Davacı şirket adresi Bursa olduğundan davacının ihtilaf konusu döneme ilişkin ticari defter kayıt ve belgeleri ile dosya kapsamı üzerinde talimat mahkemesince re’sen seçilecek mali müşavir bilirkişiye inceleme yaptırılarak rapor alınması için Bursa Asliye Ticaret Mahkemesine talimat yazılmıştır. Talimat yoluyla alınan ve mali müşavir tarafından düzenlenen 14/11/2017 tarihli raporda özetle; davacının ibraz edilen ticari defterlerinin usulüne uygun tutulduğu, defter kayıtlarının birbiriyle uyumlu olduğu, takibe dayanak faturaların tamamının açık fatura olduğu, taraflar arasındaki ticaretin 2010 yılı öncesinden 2015 yılının Ekim ayına kadar devam ettiği, bu tarihten sonra herhangi bir satış veya tahsilat olmadığı, 2015 yılı sonunda davacının alacak miktarının 758.642,50-TL olarak kayıtlı bulunduğu, bu rakamın 2016 ve 2017 yıllarında da aynen devam ettiği, 2017 yılı Ocak ayında şüpheli alacaklar hesabında işlem görmeye başladığı, davacının kestiği tüm faturaları BS formları ile fatura adedi ve tutarları ile defter kayıtlarına uygun bir şekilde Maliye’ye beyan ettiği, dosyada bulunan ve davalının bağlı olduğu vergi dairesi tarafından gönderilen BA form örnekleri incelendiğinde davalının da almış olduğu malları BA formuyla Maliye’ye beyan ettiği, bu durumda davalının faturaları ve fatura içeriği malları teslim aldığının kabulünün gerektiği, davalı tarafından fatura bedelinin ödendiğine dair herhangi bir ödeme belgesinin sunulmadığı, sonuç olarak davacının kendi defter kayıtlarına göre davalıdan 758.642,50-TL alacağının mevcut olduğu ancak takip ve davanın 385.000,00-TL üzerinden açıldığı mütalaa olunmuştur.

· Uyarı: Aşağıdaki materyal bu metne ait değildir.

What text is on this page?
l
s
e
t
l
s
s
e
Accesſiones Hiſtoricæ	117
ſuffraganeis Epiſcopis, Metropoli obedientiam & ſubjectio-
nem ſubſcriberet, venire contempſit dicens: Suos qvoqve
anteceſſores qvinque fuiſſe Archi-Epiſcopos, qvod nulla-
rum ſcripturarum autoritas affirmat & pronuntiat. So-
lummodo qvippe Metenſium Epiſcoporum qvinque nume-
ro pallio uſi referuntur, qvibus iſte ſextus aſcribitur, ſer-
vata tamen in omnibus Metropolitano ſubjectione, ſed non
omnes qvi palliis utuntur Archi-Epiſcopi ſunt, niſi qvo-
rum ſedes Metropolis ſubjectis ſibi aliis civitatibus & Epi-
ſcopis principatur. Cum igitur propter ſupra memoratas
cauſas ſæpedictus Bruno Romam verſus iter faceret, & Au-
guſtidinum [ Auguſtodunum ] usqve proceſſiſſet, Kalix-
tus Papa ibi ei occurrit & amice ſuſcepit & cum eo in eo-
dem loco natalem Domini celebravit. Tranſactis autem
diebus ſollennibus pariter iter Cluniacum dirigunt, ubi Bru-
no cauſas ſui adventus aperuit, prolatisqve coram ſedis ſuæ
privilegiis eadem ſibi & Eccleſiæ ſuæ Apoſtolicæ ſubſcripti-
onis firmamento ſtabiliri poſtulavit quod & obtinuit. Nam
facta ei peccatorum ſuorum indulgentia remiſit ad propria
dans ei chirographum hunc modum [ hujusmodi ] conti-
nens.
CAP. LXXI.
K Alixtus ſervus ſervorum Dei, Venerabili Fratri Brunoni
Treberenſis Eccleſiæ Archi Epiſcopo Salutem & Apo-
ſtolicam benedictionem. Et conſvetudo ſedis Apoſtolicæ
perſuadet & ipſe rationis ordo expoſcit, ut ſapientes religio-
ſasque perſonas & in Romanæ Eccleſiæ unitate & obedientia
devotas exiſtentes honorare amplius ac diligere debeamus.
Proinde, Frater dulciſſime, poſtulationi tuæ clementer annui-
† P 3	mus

Davacı defterleri incelendikten sonra mahkememizde mukayeseli olarak davalının ticari defter ve kayıtları incelenmiş, re’sen görevlendirilen mali müşavir bilirkişiden rapor alınmıştır. Mali müşavir …. tarafından tanzim olunan 13/03/2018 tarihli raporda özetle; taraflar arasında davacı tarafından davalıya kumaş satışı yapılması şeklinde ticari ilişki kurulduğu, davacının işbu ticari ilişki neticesinde davalıdan olan 385.000,00-TL alacağının tahsili için huzurdaki dava konusu icra takibini başlattığı, davacı ticari defter incelemelerine ilişkin talimat yoluyla alınan bilirkişi raporunda icra takip tarihi itibariyle davacının davalıdan 758.642,50-TL alacaklı olduğunun tespit edildiği, tarafınca yapılan davalı ticari defter incelemelerinde davalının 2015 yılı sonunda davacıya 499.415,40-TL kendi defterlerinde borçlu gözüktüğü, 2016 ve 2017 yıllarında taraflar arasında herhangi bir işlem olmadığından bu yıllara ait defter ve kayıtların davalı tarafça incelemeye ibraz edilmediği, taraf defterleri arasında 259.227,10-TL’lik fark olduğu, rapor içeriğinde ihtilaflı işlemler ve değerlendirmelerinin yapıldığı, ihtilaflı işlemler dikkate alınmadan dahi davalının davacıya 499.415,40-TL ihtilafsız borcu olduğu ve davacının da 385.000,00-TL’nin tahsilini talep ettiği nazara alındığında davacının işbu davadaki alacak talebinde haklı olduğu belirtilmiştir.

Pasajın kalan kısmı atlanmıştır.